ASS (7): Sexo en la ducha

Los consejos de Miguel incluyen cachar con él.


 

Los Ángeles de San Sebastián (AS en su forma corta) es un apostolado creado por el Padre Alberto para acoger a los y las jóvenes de la parroquia mediante el deporte y el arte, y así evitar que caigan en pandillaje, delincuencia o drogadicción. Sus principales actividades son una academia de danzas que funciona los sábados por las tardes y noches, partidos de fulbito y vóley mixto y un pequeño gimnasio habilitado en una casa abandonada atrás del local parroquial en todo el centro de la ciudad.

El coordinador es Miguel, un recién graduado de la Escuela de Bellas Artes quien además es el profesor de danzas. De más está decir que se trata de un chico de 25 años, alto, atlético, velludo, guapo. Las chicas se derriten por él, pero él no por ellas aunque siempre les caiga muy simpático.

“Me acuerdo vagamente de edú”, dice a Pedro resoplando. “Sí corría el rumor que tú y él cachaban pero solo entre las pasivas de San Sebastián”.

“Edú me dio a entender que era un rumor generalizado”.

“La verdad no… Si se lo oí a dos o tres que me caché, exagero”.

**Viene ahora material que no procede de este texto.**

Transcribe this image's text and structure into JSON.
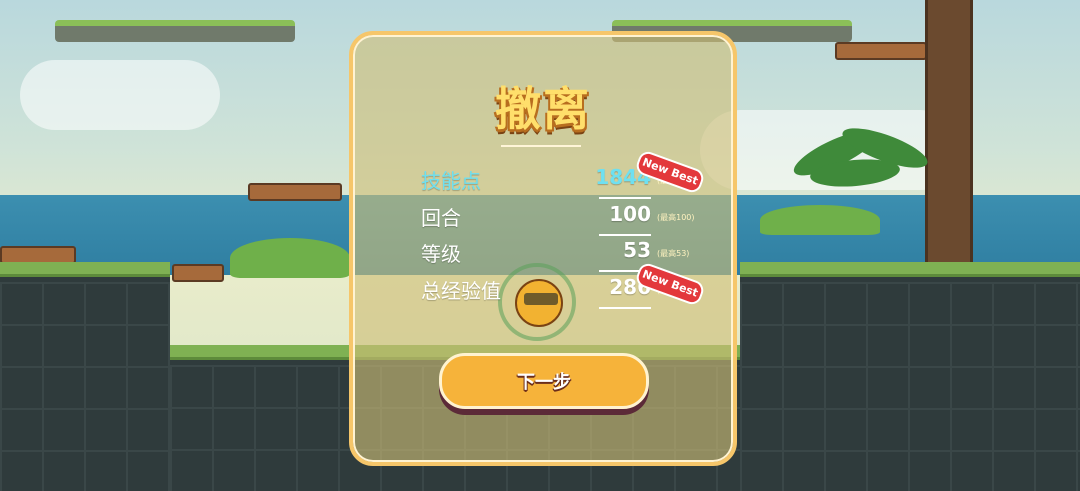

Pedro ayuda a Miguel limpiando un poco las máquinas y aparatos del gimnasio donde se lucen hermosas pinturas de ángeles desnudos en una especie de cielos de colores y al fondo un San Sebastián semidesnudo y musculado pero herido por saetas: puro surrealismo. A Pedro no le interesaba ir de museo ese domingo; necesitaba conversar con alguien, y esa conversación lo ha dejado perplejo.

“Y yo que me pasé seis años culpándome de que Edú se fue con Pierina por los rumores”.

“Bah, Pedro. En este pueblo de mierda murmuran de todos nosotros. Qué no dirán de mí porque pinto desnudos masculinos, pero me llega a la punta del mazo. Ya ni te digo por el hecho de enseñar danzas o peor de estar aquí en el gym”.

“Sí, pero tú ya no vives con tus viejos y ellos no te pagan los estudios, es distinto”.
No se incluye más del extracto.